A SOPHISTICATED gang of burglars targeted hotels across the country, including the Cotswolds, to steal bank cards which were then used in a series of frauds.

The Coventry-based gang targeted around 20 hotels over a two-year period, making almost £38,000 from cards and cash they stole from guests’ rooms.

Among the Cotswolds hotels hit were Charingworth Manor in Chipping Campden where two rooms were entered and £600 in cash and a bank card, on which £500 was obtained, were taken; the Crown Inn in Moreton where one room was entered and £971 obtained using a stolen card; and the Noel Arms Hotel in Chipping Campden where one room was bugled and a card used to the tune of £2,836.

Craig Wills, pleaded guilty at Warwick Crown Court to charges of conspiracy to steal and conspiracy to commit fraud.

Wills, aged 48, of Coleridge Close, Coventry, was jailed for four years.

With him in the dock were Jamie Gray, 28, of Pegmill Close, Coventry, Steven Gilmartin, 42, of Loudon Avenue, Coventry and Neil McCluckie, 37, of Sunbury Avenue, Coventry.

Gray, was sentenced to 21 months suspended for 18 months, with 180 hours of unpaid work.

Gilmartin was sentenced to two years in jail suspended for 18 months, with supervision.

And McCluckie was sentenced to 16 months suspended for 18 months.

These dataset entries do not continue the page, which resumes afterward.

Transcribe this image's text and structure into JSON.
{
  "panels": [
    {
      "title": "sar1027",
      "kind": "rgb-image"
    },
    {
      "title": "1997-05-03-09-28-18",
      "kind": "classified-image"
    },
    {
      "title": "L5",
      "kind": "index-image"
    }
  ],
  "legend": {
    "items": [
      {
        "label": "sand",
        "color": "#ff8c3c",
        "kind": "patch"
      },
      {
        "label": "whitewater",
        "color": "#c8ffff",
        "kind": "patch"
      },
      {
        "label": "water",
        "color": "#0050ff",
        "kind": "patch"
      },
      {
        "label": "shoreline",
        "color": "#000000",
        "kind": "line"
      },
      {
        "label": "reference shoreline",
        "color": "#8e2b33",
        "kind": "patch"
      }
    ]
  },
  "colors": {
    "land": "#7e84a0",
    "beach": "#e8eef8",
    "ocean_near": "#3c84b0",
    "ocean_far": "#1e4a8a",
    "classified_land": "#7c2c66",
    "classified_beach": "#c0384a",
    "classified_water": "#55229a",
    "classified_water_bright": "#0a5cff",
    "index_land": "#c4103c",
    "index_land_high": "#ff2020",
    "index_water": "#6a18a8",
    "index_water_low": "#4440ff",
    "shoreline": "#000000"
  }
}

Prosecutor Lisa Hancox said: “They worked usually in pairs. When guests attended for breakfast or dinner they would give their room number, and one of the offenders would note that room number.”

The number would be sent by text or phone to another of the gang who, knowing there was no-one in the room, would get in using either a stolen master key or locksmith’s tools.

“More often than not, however, they would call the victim purporting to be from their bank, saying the card had been stolen.

“Unfortunately, many people did give their pin number, and they were waiting at a bank and would then make ATM or even over-the counter withdrawals,” said Miss Hancox.

Wills was arrested at his home and as officers forced their way in, he rushed upstairs where they found him trying to burn documents in the bathroom.

They seized some of his notes which targeted hotels, including what CCTV cameras there were, the best way to get to rooms, and the types of locks they had.

He also accessed an ancestry research site to obtain family information about people whose cards had been stolen, such as mother's maiden name.

Many of the hotels had been entered into his car sat-nav.

Miss Hancox said the reason the case had taken so long to come to court was partly it had been a huge police operation, and the fact that Wills, Gray and Gilmartin had originally pleaded not guilty.

He said Wills's firms went into liquidation in 2009 because of the recession – and he was ‘in a vulnerable state’ at the time.

Barristers for the other three referred to their more limited involvement, and argued for suspended sentences.